Dejemos de inventar “nuevos” guiones que, si se miran con medio ojo crítico, veremos que ya se escribieron cuando en Hollywood los guionistas eran escritores famosos que querían comer todos los días su emparedado con mantequilla de cacahuetes. Ya se ha escrito todo, ya se ha dicho todo, ya se ha contado todo. Y lo han hecho gente de mucho talento, gente que inventó el talento.

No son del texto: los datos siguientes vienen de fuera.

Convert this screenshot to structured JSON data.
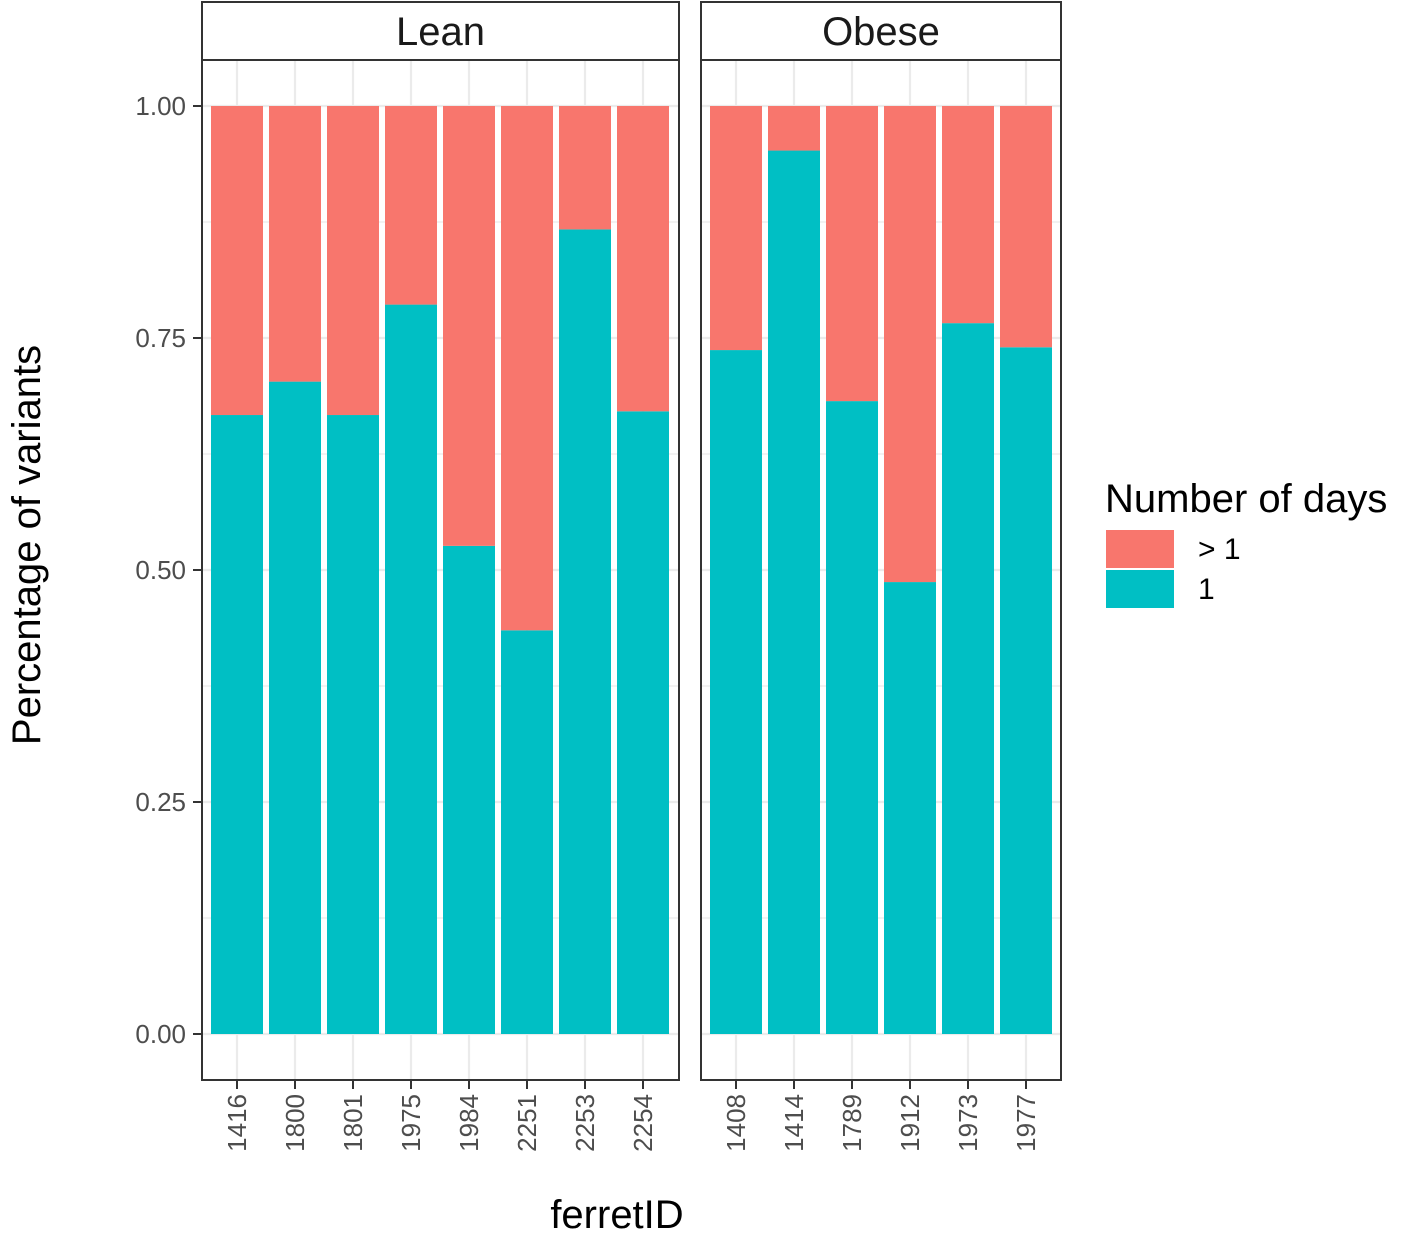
{
  "chart_data": {
    "type": "bar",
    "stacked": true,
    "xlabel": "ferretID",
    "ylabel": "Percentage of variants",
    "ylim": [
      0,
      1.05
    ],
    "yticks": [
      "0.00",
      "0.25",
      "0.50",
      "0.75",
      "1.00"
    ],
    "grid": true,
    "legend": {
      "title": "Number of days",
      "position": "right",
      "items": [
        {
          "label": "> 1",
          "color": "#F8766D"
        },
        {
          "label": "1",
          "color": "#00BFC4"
        }
      ]
    },
    "panels": [
      {
        "facet": "Lean",
        "categories": [
          "1416",
          "1800",
          "1801",
          "1975",
          "1984",
          "2251",
          "2253",
          "2254"
        ],
        "series": [
          {
            "name": "1",
            "color": "#00BFC4",
            "values": [
              0.667,
              0.703,
              0.667,
              0.786,
              0.526,
              0.435,
              0.867,
              0.671
            ]
          },
          {
            "name": "> 1",
            "color": "#F8766D",
            "values": [
              0.333,
              0.297,
              0.333,
              0.214,
              0.474,
              0.565,
              0.133,
              0.329
            ]
          }
        ]
      },
      {
        "facet": "Obese",
        "categories": [
          "1408",
          "1414",
          "1789",
          "1912",
          "1973",
          "1977"
        ],
        "series": [
          {
            "name": "1",
            "color": "#00BFC4",
            "values": [
              0.737,
              0.952,
              0.682,
              0.487,
              0.766,
              0.74
            ]
          },
          {
            "name": "> 1",
            "color": "#F8766D",
            "values": [
              0.263,
              0.048,
              0.318,
              0.513,
              0.234,
              0.26
            ]
          }
        ]
      }
    ]
  }
}
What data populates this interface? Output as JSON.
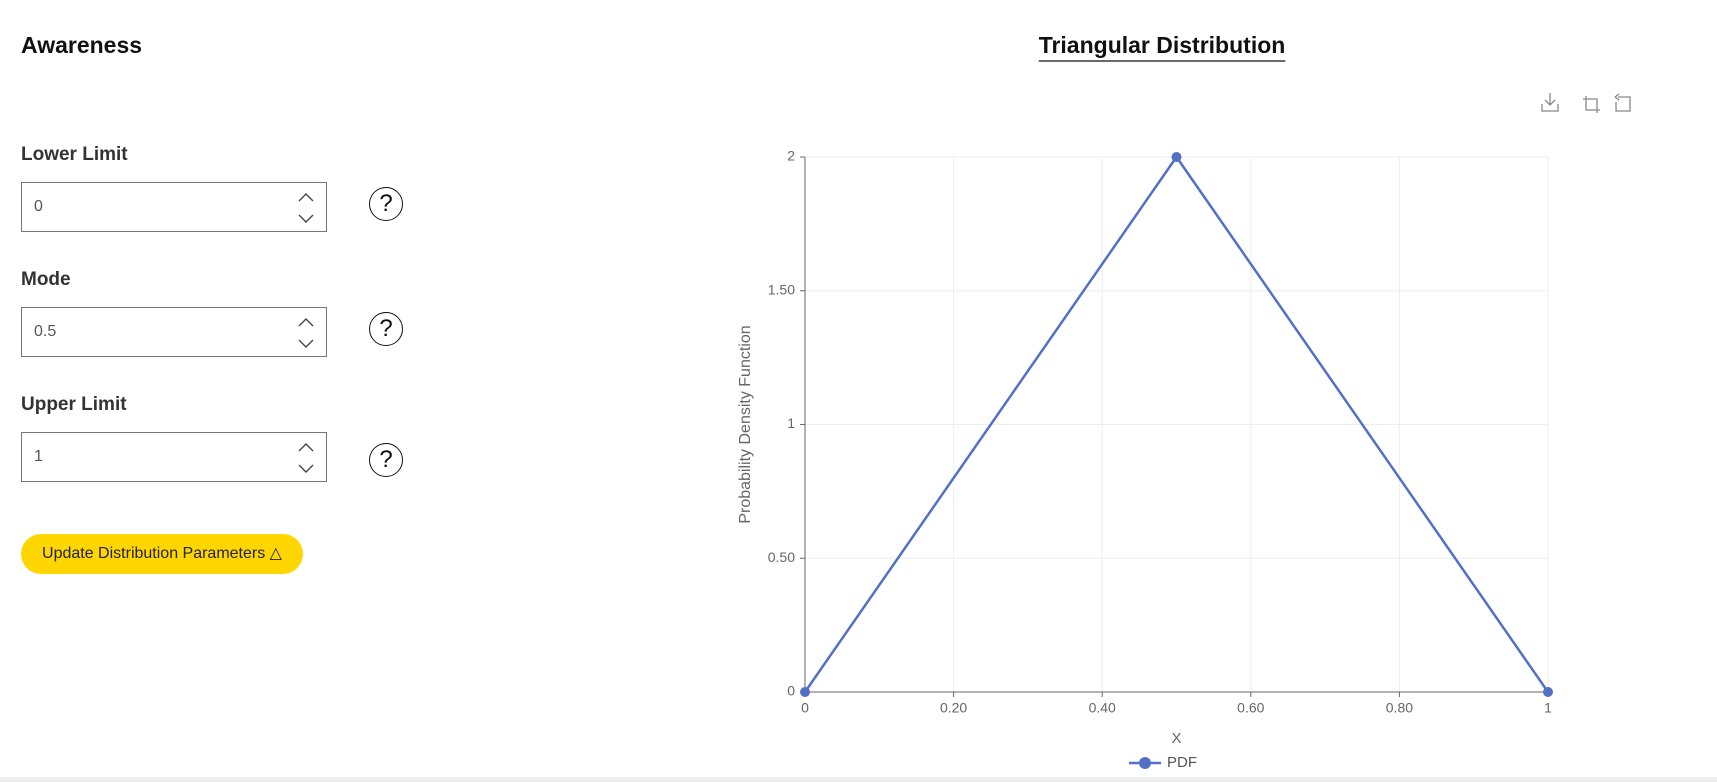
{
  "header": {
    "title": "Awareness"
  },
  "fields": [
    {
      "label": "Lower Limit",
      "value": "0"
    },
    {
      "label": "Mode",
      "value": "0.5"
    },
    {
      "label": "Upper Limit",
      "value": "1"
    }
  ],
  "help_icon": "?",
  "button": "Update Distribution Parameters △",
  "chart_data": {
    "type": "line",
    "title": "Triangular Distribution",
    "x": [
      0,
      0.5,
      1
    ],
    "series": [
      {
        "name": "PDF",
        "color": "#5470c6",
        "values": [
          0,
          2,
          0
        ]
      }
    ],
    "xlim": [
      0,
      1
    ],
    "xticks": [
      0,
      {
        "value": 0.2,
        "label": "0.20"
      },
      {
        "value": 0.4,
        "label": "0.40"
      },
      {
        "value": 0.6,
        "label": "0.60"
      },
      {
        "value": 0.8,
        "label": "0.80"
      },
      1
    ],
    "ylim": [
      0,
      2
    ],
    "yticks": [
      0,
      {
        "value": 0.5,
        "label": "0.50"
      },
      1,
      {
        "value": 1.5,
        "label": "1.50"
      },
      2
    ],
    "xlabel": "X",
    "ylabel": "Probability Density Function",
    "grid": true,
    "legend": "bottom"
  }
}
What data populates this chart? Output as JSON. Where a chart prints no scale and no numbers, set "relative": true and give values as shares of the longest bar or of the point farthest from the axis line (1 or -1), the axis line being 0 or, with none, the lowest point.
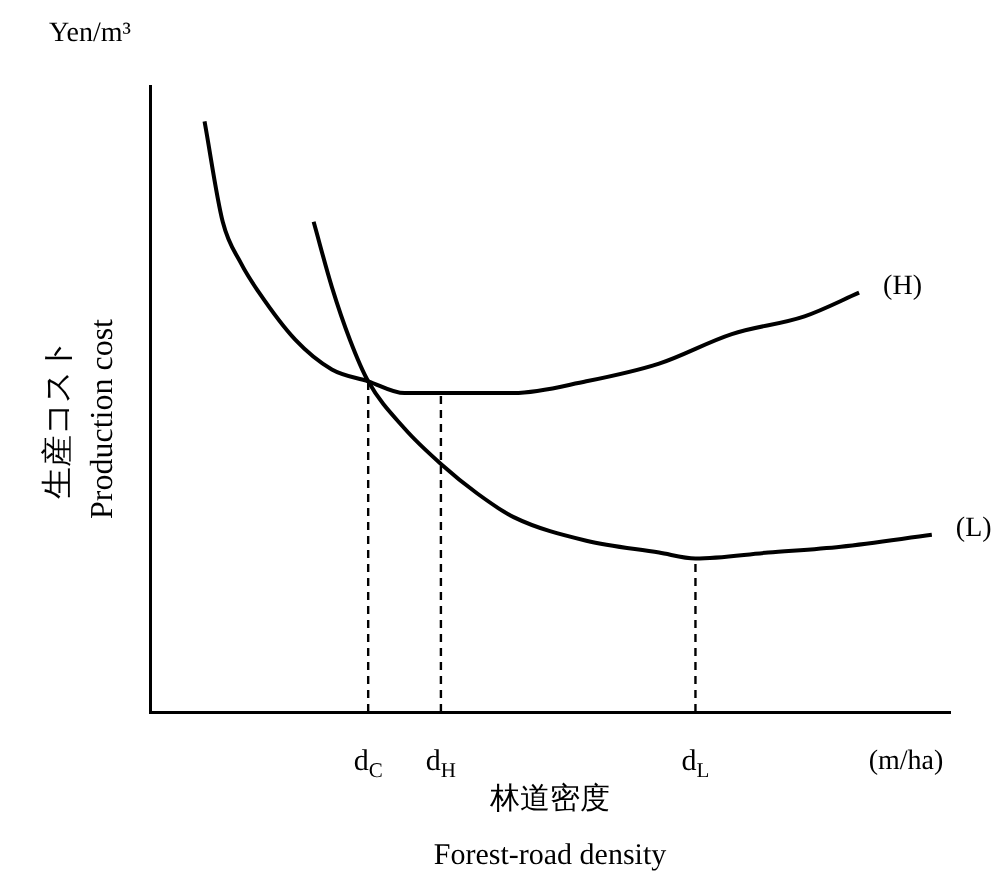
{
  "chart_data": {
    "type": "line",
    "relative": true,
    "ylabel": "生産コスト\nProduction cost",
    "xlabel": "林道密度\nForest-road density",
    "annotations": [
      "Yen/m³",
      "(m/ha)"
    ],
    "categories": [
      null,
      null,
      null,
      null,
      null,
      null,
      null,
      null,
      null,
      null,
      null,
      null,
      "d$_{C}$",
      null,
      null,
      null,
      "d$_{H}$",
      null,
      null,
      null,
      null,
      null,
      null,
      null,
      null,
      null,
      null,
      null,
      null,
      null,
      "d$_{L}$",
      null,
      null,
      null,
      null,
      null,
      null,
      null,
      null,
      null,
      null,
      null,
      null,
      null,
      null
    ],
    "series": [
      {
        "name": "(H)",
        "color": "#000000",
        "values": [
          null,
          null,
          null,
          1.0,
          0.83,
          0.76,
          0.71,
          null,
          0.63,
          null,
          0.58,
          null,
          0.56,
          null,
          0.54,
          null,
          0.54,
          null,
          null,
          null,
          0.54,
          null,
          null,
          null,
          0.56,
          null,
          null,
          null,
          0.59,
          null,
          null,
          null,
          0.64,
          null,
          null,
          null,
          0.67,
          null,
          null,
          0.71,
          null,
          null,
          null,
          null,
          null
        ]
      },
      {
        "name": "(L)",
        "color": "#000000",
        "values": [
          null,
          null,
          null,
          null,
          null,
          null,
          null,
          null,
          null,
          0.83,
          0.72,
          0.63,
          0.56,
          null,
          0.48,
          null,
          0.42,
          null,
          0.37,
          null,
          0.33,
          null,
          null,
          null,
          0.29,
          null,
          null,
          null,
          0.27,
          null,
          0.26,
          null,
          null,
          null,
          0.27,
          null,
          null,
          null,
          0.28,
          null,
          null,
          null,
          null,
          0.3,
          null
        ]
      }
    ],
    "ref_lines": [
      {
        "axis": "x",
        "value": "d$_{C}$",
        "line_style": "dashed"
      },
      {
        "axis": "x",
        "value": "d$_{H}$",
        "line_style": "dashed"
      },
      {
        "axis": "x",
        "value": "d$_{L}$",
        "line_style": "dashed"
      }
    ],
    "legend": false,
    "grid": false,
    "marker": "none",
    "line_style": "solid"
  }
}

Nada de nombres, pero cada cual puede tener los suyos a dos segundos de reflexión.

Dejémonos de alfombras rojas pretenciosas que para lo único que sirven es para promocionar culos medio bien hechos y trajes suntuosos que nadie se podrá poner porque nuestras vidas siguen siendo más del neorrealismo italiano que de la grandiosa época del león que rugía en nuestras pantallas y de las tres mayúsculas que podían con todo, MGM.

No hemos salido de la bicicleta robada, de la campesina seducida por el soldado llegado del mundo del chicle. Quizá incluso estamos reinventando todos esos pasos que dio el cine cuando se trataba de enseñar al público la realidad de todos los días y no aterrorizarlos con payasos estúpidos o con seres que nada tienen de fantásticos.

No nos contemos más cuentos. Aceptemos lo que somos y cesemos de repetirnos que hemos llegado a la Luna de la creatividad y que nada puede ser mejor de lo que tenemos.

Volvamos a la realidad, a nuestro neorrealismo que no cesa según las estadísticas que ya ni siquiera se ciñen a los negritos de África. Los negritos somos hoy todos los habitantes de la tierra amenazados por lo que creíamos haber combatido.

Que cesen las voces altivas de algunos de esos críticos que probablemente nunca fueron al cine antes de los veintidós años, al acabar la carrera de magisterio, y que creen que las cinematecas son zonas prohibida para los vivos.

Y reconozcamos que la mayoría de los festivales de prestigio son escaparates de los productores que encuentran en ellos una vitrina dorada para sus películas, sean buenas o malas o hasta regulares.

Lo peor de esta práctica que los norteamericanos aceleraron en Cannes y Venecia es que ahora son las plataformas de televisión con pretensiones de cineastas las que se quieren colar.

Desgraciadamente, nada tiene que ver el amor por el cine ni siquiera la búsqueda de un poco de cultura activa.

Los festivales son una moda, como las pasarelas. Hay pueblos de España, al límite de la culturilla, donde actualmente los festivales cinematográficos nacen como higos chumbos, casi por generación espontánea. Y luego viene la indigestión.